Standing there looking at my fellow students all this went through my mind and I knew I had to try and teach the young fellow that nothing about our learning Aikido is boring. I had to try and teach him something of "ichi-go ichi-ye", or "one time, one beginning". I had to try and teach him that every encounter is a first and last. I had to try and get across that nothing can be repeated and nothing can be practiced. It can only be experienced once, and then it is gone forever. How can you become bored with something you only do once?

I had to try and teach him that each encounter with another of God's creations is a once in a lifetime event that can never be repeated nor taken back. Each encounter should be full and true, and never done with half a heart or half a mind. Each time you face another person, and that person gives their body to you in technique, right then you hold that life in your hands. You hold in your power a gift more precious than gold and one that can never be replaced. It is a unique and wondrous thing. How can you become bored with that?

I had to try and teach that young man that accepting the gift of that life is an ominous and yet joyous responsibility. You accept it; you protect it and you return it in better condition than it was before your encounter. Then you offer yourself in return.
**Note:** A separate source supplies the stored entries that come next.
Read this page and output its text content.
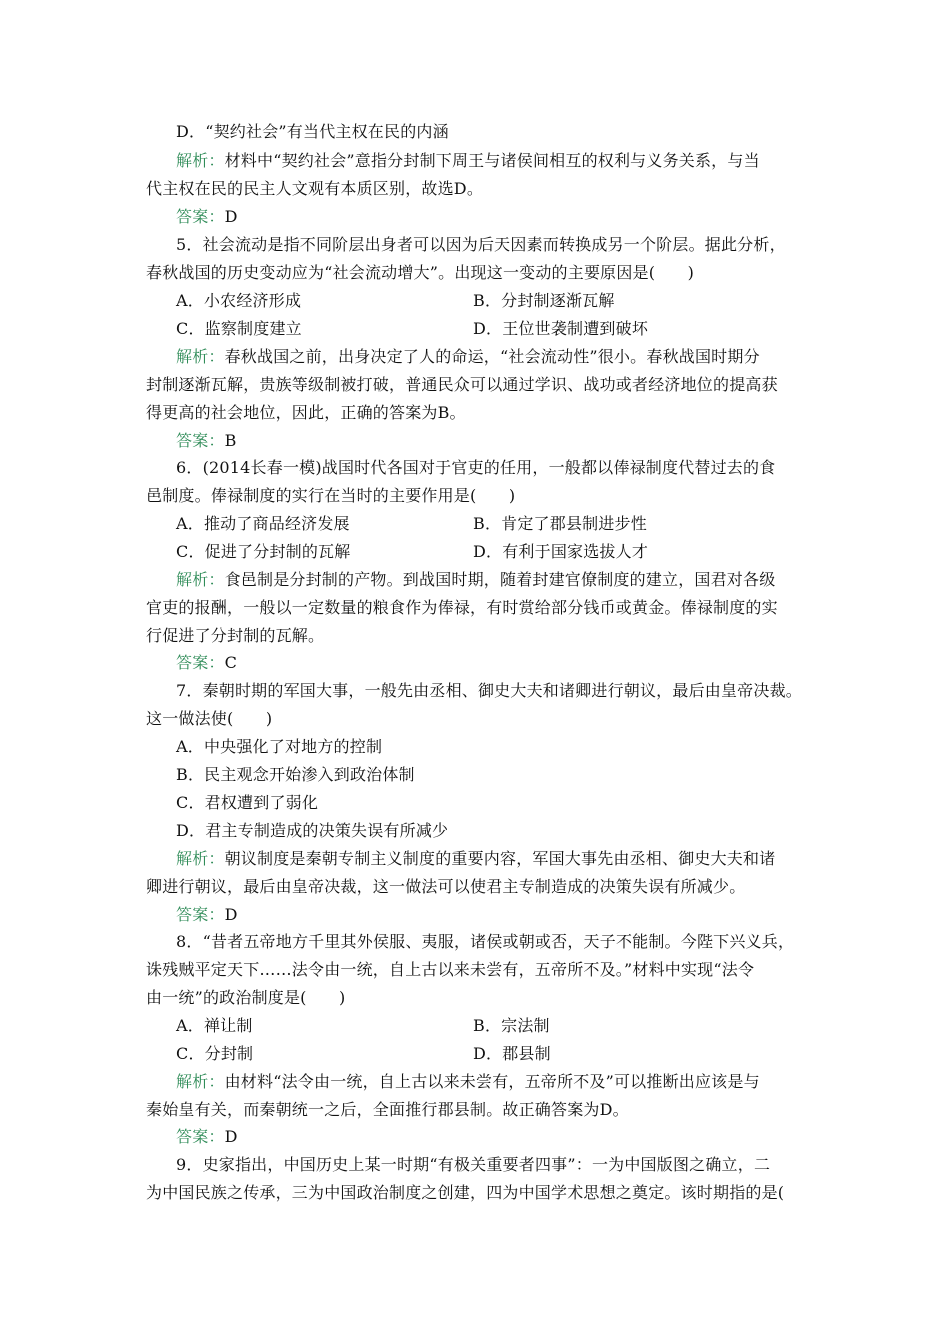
D．“契约社会”有当代主权在民的内涵
解析：材料中“契约社会”意指分封制下周王与诸侯间相互的权利与义务关系，与当
代主权在民的民主人文观有本质区别，故选D。
答案：D
5．社会流动是指不同阶层出身者可以因为后天因素而转换成另一个阶层。据此分析，
春秋战国的历史变动应为“社会流动增大”。出现这一变动的主要原因是(　　)
A．小农经济形成	B．分封制逐渐瓦解
C．监察制度建立	D．王位世袭制遭到破坏
解析：春秋战国之前，出身决定了人的命运，“社会流动性”很小。春秋战国时期分
封制逐渐瓦解，贵族等级制被打破，普通民众可以通过学识、战功或者经济地位的提高获
得更高的社会地位，因此，正确的答案为B。
答案：B
6．(2014长春一模)战国时代各国对于官吏的任用，一般都以俸禄制度代替过去的食
邑制度。俸禄制度的实行在当时的主要作用是(　　)
A．推动了商品经济发展	B．肯定了郡县制进步性
C．促进了分封制的瓦解	D．有利于国家选拔人才
解析：食邑制是分封制的产物。到战国时期，随着封建官僚制度的建立，国君对各级
官吏的报酬，一般以一定数量的粮食作为俸禄，有时赏给部分钱币或黄金。俸禄制度的实
行促进了分封制的瓦解。
答案：C
7．秦朝时期的军国大事，一般先由丞相、御史大夫和诸卿进行朝议，最后由皇帝决裁。
这一做法使(　　)
A．中央强化了对地方的控制
B．民主观念开始渗入到政治体制
C．君权遭到了弱化
D．君主专制造成的决策失误有所减少
解析：朝议制度是秦朝专制主义制度的重要内容，军国大事先由丞相、御史大夫和诸
卿进行朝议，最后由皇帝决裁，这一做法可以使君主专制造成的决策失误有所减少。
答案：D
8．“昔者五帝地方千里其外侯服、夷服，诸侯或朝或否，天子不能制。今陛下兴义兵，
诛残贼平定天下……法令由一统，自上古以来未尝有，五帝所不及。”材料中实现“法令
由一统”的政治制度是(　　)
A．禅让制	B．宗法制
C．分封制	D．郡县制
解析：由材料“法令由一统，自上古以来未尝有，五帝所不及”可以推断出应该是与
秦始皇有关，而秦朝统一之后，全面推行郡县制。故正确答案为D。
答案：D
9．史家指出，中国历史上某一时期“有极关重要者四事”：一为中国版图之确立，二
为中国民族之传承，三为中国政治制度之创建，四为中国学术思想之奠定。该时期指的是(
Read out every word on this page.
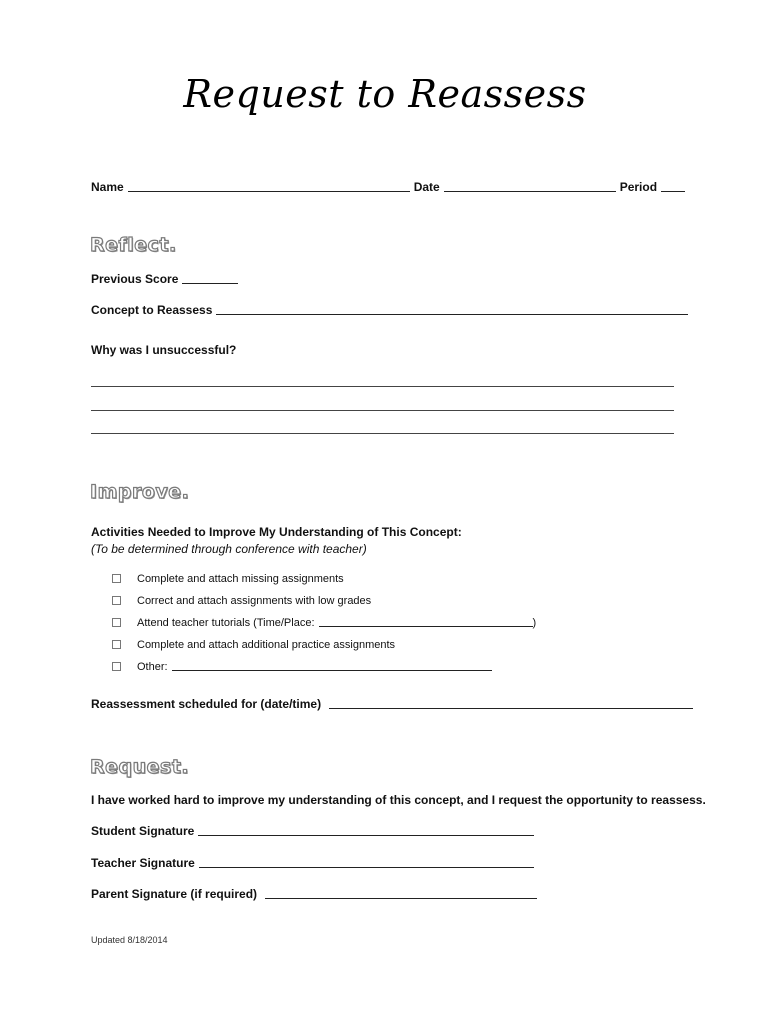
Request to Reassess
Name	Date	Period
Reflect.
Previous Score
Concept to Reassess
Why was I unsuccessful?
Improve.
Activities Needed to Improve My Understanding of This Concept:
(To be determined through conference with teacher)
Complete and attach missing assignments
Correct and attach assignments with low grades
Attend teacher tutorials (Time/Place:	)
Complete and attach additional practice assignments
Other:
Reassessment scheduled for (date/time)
Request.
I have worked hard to improve my understanding of this concept, and I request the opportunity to reassess.
Student Signature
Teacher Signature
Parent Signature (if required)
Updated 8/18/2014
The uniqueness of good Aikido is that we can do this in total trust, and in so doing, we will all be richer from the encounter. I had to try and teach this young man we do not practice shomen uchi ikkyo. We experience it only once and in that one experience we share a lifetime with another of God's beings. How can you be bored with that?

You give yourself to me and I give myself to you in total trust. No equivocation or self-evasion what so ever. To learn to trust and be trusted is ikkyo. It is the first principle of Aikido, without which all other training becomes less by its measure. It is the first because it is the hardest. The hardest to learn and is the hardest to keep. I had to also try and teach the young man that coming to the dojo everyday should not get old and should not need to be boring.

As I looked at the faces of each of the more experienced men I knew they too embrace the concept of "shoshin", the beginner's heart. How else could those other old worn down tattered ragamuffins of old men, of whom I am one, be there. Our combined days of stepping through the doors of a dojo must be in the tens of thousands. Yet there we are class after class, seminar after seminar, day after day, month after month, year after year, decade after decade. Why do we not become bored to tears? It is because each time we step through that door it is with the heart of the beginner. We are ready to encounter shomen uchi ikkyo for the first time, and we can hardly wait.

Each time I hold my children, each time I kiss my grandchildren, each time I tell my wife I lover her, is the first and last time. And two days ago I held my mother for the first and last time. How, oh how, can one become bored with that? I am convinced that without Aikido this knowledge would have evaded me. This peace I have would never have been. I don't know if the young man really understood the lesson he got that day, but I hope so.